When Containers Go Rogue

Log Jam

Log Jam (Photo credit: heathzib)

Have you ever been so overwhelmed by the number of things on your to-do list, that you became immobilized? This has happened to me more times than I care to admit.It’s like a log jam. Everything nicely contained with no where to go. Everything comes to a standstill; frustration sets in.

Three days ago, it happened again. I had a massive to-do list and a block of time. It could have been an easy thing to do: by any method, just choose a couple of things to start on and get moving. Even without a lot of prioritizing, the potential was there. Except for one thing. The folders and materials I needed were not organized. Some things were in my bag. A couple piles of papers were near my desk. Other files were on my sewing table. A few things were on the kitchen table. No matter where I looked, I couldn’t get the stuff to work on one project without upsetting the balance of something else I was working on.

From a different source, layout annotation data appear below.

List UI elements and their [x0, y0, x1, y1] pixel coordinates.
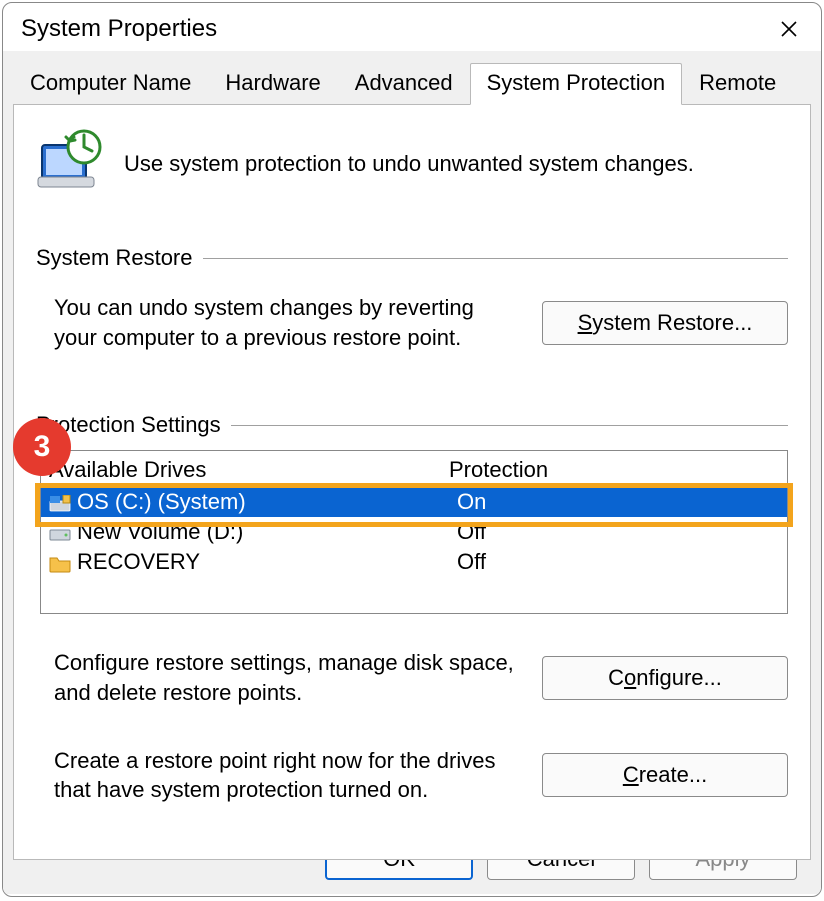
configure-desc: Configure restore settings, manage disk …: [54, 648, 522, 707]
rule: [203, 258, 789, 259]
drives-list[interactable]: Available Drives Protection OS (C:) (Sys…: [40, 450, 788, 614]
dialog-body: Computer Name Hardware Advanced System P…: [3, 51, 821, 894]
system-protection-tab-content: Use system protection to undo unwanted s…: [13, 104, 811, 860]
drives-header-row: Available Drives Protection: [41, 451, 787, 487]
tab-strip: Computer Name Hardware Advanced System P…: [3, 51, 821, 105]
tab-hardware[interactable]: Hardware: [208, 63, 337, 105]
system-restore-desc: You can undo system changes by reverting…: [54, 293, 522, 352]
system-restore-row: You can undo system changes by reverting…: [36, 283, 788, 362]
intro-row: Use system protection to undo unwanted s…: [36, 119, 788, 231]
rule: [231, 425, 788, 426]
drive-protection: On: [457, 489, 779, 515]
drive-name: RECOVERY: [77, 549, 200, 575]
section-protection-settings-header: Protection Settings: [36, 412, 788, 438]
close-icon[interactable]: [771, 11, 807, 47]
tab-computer-name[interactable]: Computer Name: [13, 63, 208, 105]
folder-icon: [49, 553, 71, 571]
titlebar: System Properties: [3, 3, 821, 51]
configure-row: Configure restore settings, manage disk …: [36, 638, 788, 717]
tab-advanced[interactable]: Advanced: [338, 63, 470, 105]
tab-system-protection[interactable]: System Protection: [470, 63, 683, 105]
drive-row-new-volume-d[interactable]: New Volume (D:) Off: [41, 517, 787, 547]
window-title: System Properties: [21, 15, 217, 43]
system-protection-icon: [36, 127, 110, 201]
create-button[interactable]: Create...: [542, 753, 788, 797]
section-system-restore-header: System Restore: [36, 245, 788, 271]
drive-name: New Volume (D:): [77, 519, 243, 545]
drive-row-os-c[interactable]: OS (C:) (System) On: [41, 487, 787, 517]
drive-protection: Off: [457, 519, 779, 545]
system-properties-window: System Properties Computer Name Hardware…: [2, 2, 822, 897]
drive-row-recovery[interactable]: RECOVERY Off: [41, 547, 787, 577]
create-row: Create a restore point right now for the…: [36, 736, 788, 815]
drive-protection: Off: [457, 549, 779, 575]
system-drive-icon: [49, 493, 71, 511]
system-restore-button[interactable]: System Restore...: [542, 301, 788, 345]
section-title: System Restore: [36, 245, 193, 271]
create-desc: Create a restore point right now for the…: [54, 746, 522, 805]
drive-icon: [49, 523, 71, 541]
annotation-step-badge: 3: [13, 418, 71, 476]
intro-text: Use system protection to undo unwanted s…: [124, 151, 694, 177]
configure-button[interactable]: Configure...: [542, 656, 788, 700]
tab-remote[interactable]: Remote: [682, 63, 793, 105]
col-available-drives: Available Drives: [49, 457, 449, 483]
drive-name: OS (C:) (System): [77, 489, 246, 515]
col-protection: Protection: [449, 457, 779, 483]
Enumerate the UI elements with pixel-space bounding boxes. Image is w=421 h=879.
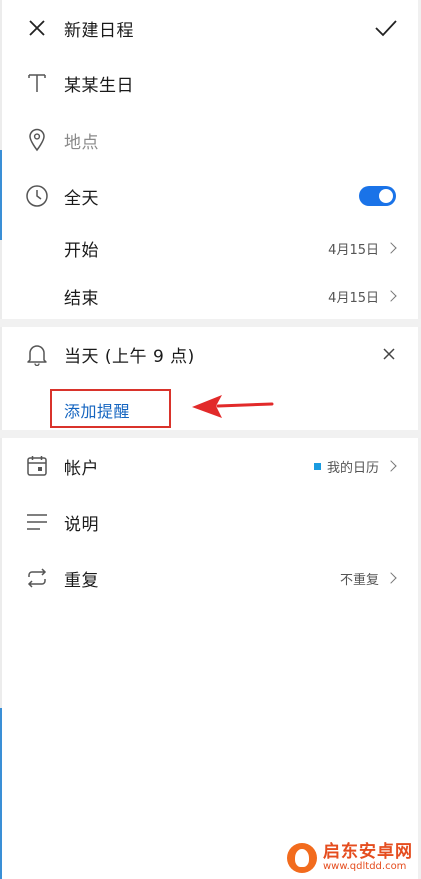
reminder-row: 当天 (上午 9 点) — [0, 334, 421, 374]
header: 新建日程 — [0, 8, 421, 48]
repeat-value: 不重复 — [339, 572, 379, 588]
remove-reminder-icon[interactable] — [381, 346, 397, 362]
start-date-value: 4月15日 — [328, 242, 379, 258]
end-row[interactable]: 结束 4月15日 — [0, 276, 421, 316]
section-divider — [0, 319, 421, 327]
repeat-icon — [24, 565, 50, 591]
left-edge-accent — [0, 708, 2, 879]
clock-icon — [24, 183, 50, 209]
start-date[interactable]: 4月15日 — [328, 239, 397, 258]
account-selector[interactable]: 我的日历 — [313, 457, 397, 476]
repeat-label: 重复 — [64, 570, 99, 591]
watermark: 启东安卓网 www.qdltdd.com — [287, 843, 413, 873]
reminder-label: 当天 (上午 9 点) — [64, 346, 195, 367]
add-reminder-button[interactable]: 添加提醒 — [64, 398, 130, 422]
account-label: 帐户 — [64, 458, 99, 479]
event-title-row[interactable]: 某某生日 — [0, 63, 421, 103]
chevron-right-icon — [385, 572, 397, 584]
calendar-color-dot — [313, 462, 321, 470]
repeat-selector[interactable]: 不重复 — [339, 569, 397, 588]
end-label: 结束 — [64, 288, 99, 309]
end-date-value: 4月15日 — [328, 290, 379, 306]
calendar-icon — [24, 453, 50, 479]
description-label: 说明 — [64, 514, 99, 535]
account-row[interactable]: 帐户 我的日历 — [0, 446, 421, 486]
notes-icon — [24, 509, 50, 535]
watermark-logo-icon — [287, 843, 317, 873]
all-day-label: 全天 — [64, 188, 99, 209]
start-label: 开始 — [64, 240, 99, 261]
page-title: 新建日程 — [64, 20, 134, 41]
description-row[interactable]: 说明 — [0, 502, 421, 542]
close-icon[interactable] — [24, 15, 50, 41]
all-day-toggle[interactable] — [359, 186, 396, 206]
start-row[interactable]: 开始 4月15日 — [0, 228, 421, 268]
watermark-url: www.qdltdd.com — [323, 860, 407, 872]
location-pin-icon — [24, 127, 50, 153]
bell-icon — [24, 341, 50, 367]
all-day-row: 全天 — [0, 176, 421, 216]
repeat-row[interactable]: 重复 不重复 — [0, 558, 421, 598]
chevron-right-icon — [385, 460, 397, 472]
chevron-right-icon — [385, 290, 397, 302]
text-icon — [24, 70, 50, 96]
check-icon[interactable] — [373, 15, 399, 41]
location-row[interactable]: 地点 — [0, 120, 421, 160]
end-date[interactable]: 4月15日 — [328, 287, 397, 306]
section-divider — [0, 430, 421, 438]
location-field[interactable]: 地点 — [64, 128, 99, 153]
event-title-field[interactable]: 某某生日 — [64, 71, 134, 96]
watermark-name: 启东安卓网 — [323, 841, 413, 862]
account-value: 我的日历 — [326, 460, 379, 476]
annotation-arrow — [192, 395, 274, 418]
chevron-right-icon — [385, 242, 397, 254]
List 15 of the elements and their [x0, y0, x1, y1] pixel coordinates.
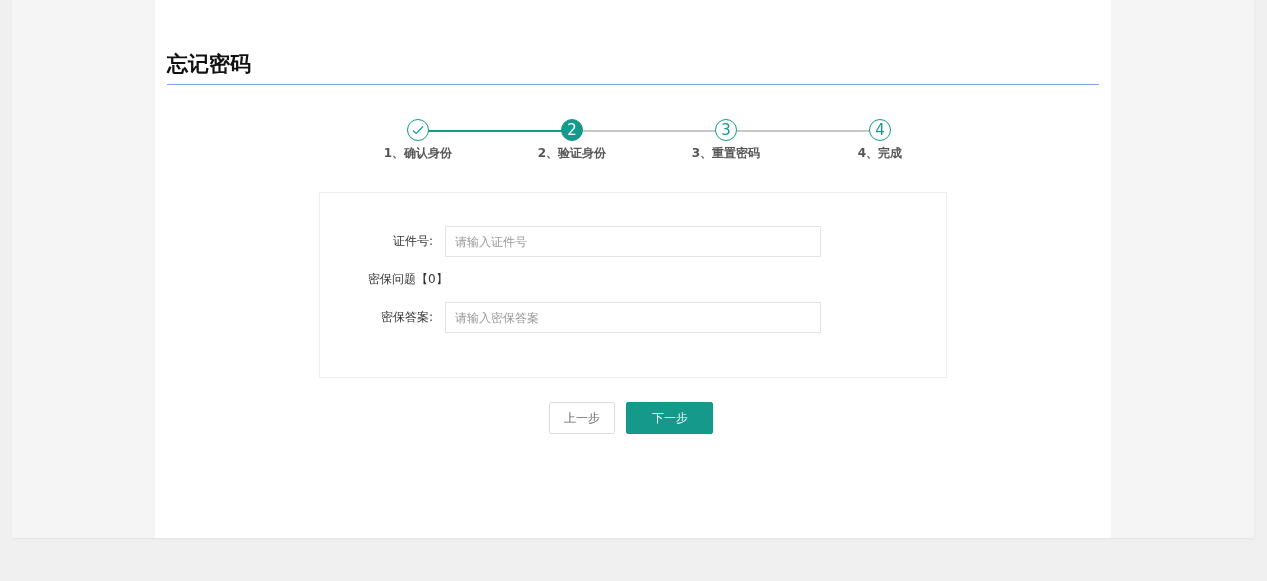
back-button[interactable]: 上一步 — [549, 402, 615, 434]
step-label: 2、验证身份 — [537, 145, 607, 162]
step-label: 1、确认身份 — [383, 145, 453, 162]
page-title: 忘记密码 — [167, 50, 1099, 85]
field-label: 证件号: — [391, 233, 433, 250]
step-number: 3 — [715, 119, 737, 141]
input-field[interactable]: 请输入证件号 — [445, 226, 821, 257]
step-label: 4、完成 — [857, 145, 903, 162]
question-label: 密保问题【0】 — [368, 271, 449, 288]
step-number: 2 — [561, 119, 583, 141]
next-button[interactable]: 下一步 — [626, 402, 713, 434]
input-field[interactable]: 请输入密保答案 — [445, 302, 821, 333]
field-label: 密保答案: — [379, 309, 433, 326]
step-number: 4 — [869, 119, 891, 141]
step-label: 3、重置密码 — [691, 145, 761, 162]
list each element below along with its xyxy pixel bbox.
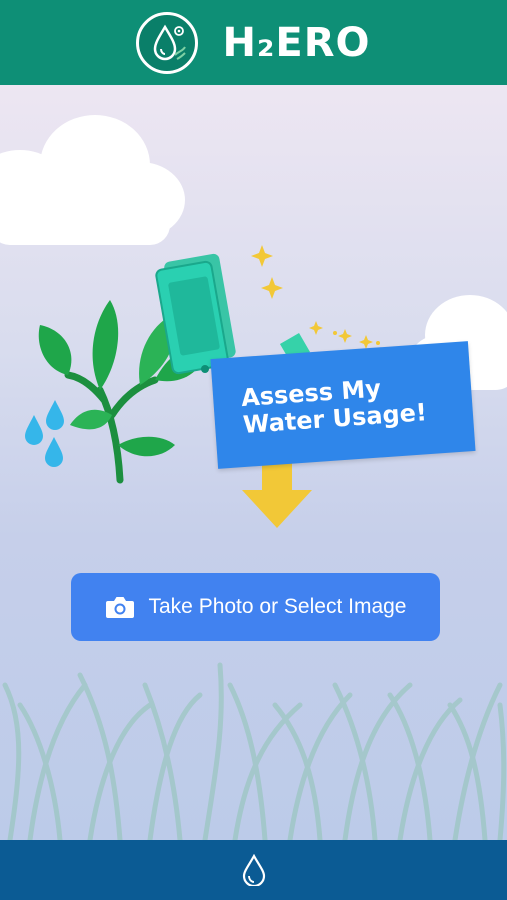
water-drop-icon[interactable] xyxy=(241,854,267,886)
water-drops-icon xyxy=(25,400,64,467)
app-header: H₂ERO xyxy=(0,0,507,85)
grass-decoration xyxy=(2,662,507,840)
take-photo-button-label: Take Photo or Select Image xyxy=(148,595,407,618)
take-photo-button[interactable]: Take Photo or Select Image xyxy=(71,573,440,641)
cloud-left xyxy=(0,115,185,245)
app-title: H₂ERO xyxy=(222,19,371,66)
app-logo xyxy=(136,11,199,74)
camera-icon xyxy=(105,597,134,618)
assess-water-usage-sign: Assess My Water Usage! xyxy=(210,341,476,469)
water-drop-leaf-gear-icon xyxy=(154,24,187,60)
main-content: Assess My Water Usage! Take Photo or Sel… xyxy=(0,85,507,840)
bottom-nav-bar xyxy=(0,840,507,900)
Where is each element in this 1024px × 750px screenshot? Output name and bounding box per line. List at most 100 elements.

Now I’m not crazy enough to think that logs (or files) set out to block the movement of logs (or projects); but it is easy sometimes to forget that reality sometimes. These container malfunctions, if you will, are often the results of mismanaging of some sort. In my case, I can trace this problem to two main causes.

1. It’s part of my personality to be (almost) compulsive about “doing” something all of the time. Not that I don’t enjoy a lot of it. I do, but that’s the stuff of other blog posts. For the moment, just let me say that I get wrapped up in way too many things. I know this, but I haven’t figured out how to stop myself . . . yet.

2. I still struggle with that containerizing versus organizing thing. So while things are contained (and organized in a limited way), the volume of projects and related “stuff” that goes with them sometimes overflows, and it feels like nothing can move. I look around me at my list and the piles of materials that go with the lists, and I want to throw up my hands and run away.

Luckily, I found a solution–using the log jam image, as I have in the past. If I can dismantle even one little part of the log jam (pile jam), things will start to move along better. In Saturday’s case, the kitchen table became the detangling station. I started by taking all the things from the bag that goes back and forth to school with me. I set each set of papers on the table, one pile for each of my projects. After I finished that, I took a pile from next to my desk and sorted those papers in the same way. Before long, I had several stacks of papers on the kitchen table. It offered a temporary solution, I was able to once again start making progress on a number of projects without losing the whole day to disorganization and despair.

The interesting thing about this ongoing problem is that I almost always figure out a way to meet my deadlines and get things done. The bad news is that there is a cyclical element to this process. I organize, plan, and begin to implement, and then I start to let the system slip. Then I have to work through the log-jam again. I need to figure out a  way to keep all of my projects organized so I can move easily between them. Of course, I also need to reduce the number of projects I try to juggle. And while I can’t accomplish everything at once, I think a three-dimensional matrix model might help me think about how to tackle both of these problems eventually. All three elements–time, projects/ideas, and resources–must come together.

As I pursue the matrix idea, I’ll report back. In the meantime, I’m going to knock off a few items from that to-do list.

5 comments on “When Containers Go Rogue

  1. Simpliflying seems to be what my life has been about since I retired. I get the dilemma…. oveerreaching what I’m able to comfortably do. When I was working, that was the trip all the time… busy, busy, busy, tired, and never feeling done. In the last years of work, it was really overwhelming, as I didn’t have the energy any more. So in the months since I retired, I have had to keep assessing whether or not I had scheduled too much, which led to sorting through all my activities and relationships and letting go what I really didn’t enjoy all that much. Oddly enough, putting each quilting project in a bin didn’t happen until late this year (so your comments on that were timely), but I find that that helps me to put it aside until I’m ready to do it. I feel less burdened. I can still think about it, what colors, what design, how to do parts of it, but I don’t feel that I’m ready to begin until I have a unpressured time in which to do it. It’s a lot slower a process than when I was younger and could juggle more, but it’s commensurate with the energy I have now and the desire to be more peaceful inside myself.

    One thing that has also helped is that I realize that, after I’m gone, what I’ve made will drift away like leaves on a breeze. Oh, there will likely be quilts family and friends want and that’s lovely, but the real point of what I quilt is that I enjoy it. The recommendation that 6s let go of perfection is helping me approach things differently, and together I am approaching what I do in a more carefree manner and also realizing that, if there is something I don’t complete, the world won’t miss it. It’s just a fun way to spend a life.

    • Thanks, Sylvia. I hear what you’re saying about simplification. You will probably be interested in the next few posts coming up, as I plan to talk about managing (and scrutinizing) those to-do’s, as well as a variety of ways to think about time. I have something to share about my own decisions about how to handle quilting in an upcoming post.

      Sorry about the delay in response. I do appreciate your comments, and I’m glad that some of my ideas are helpful to you.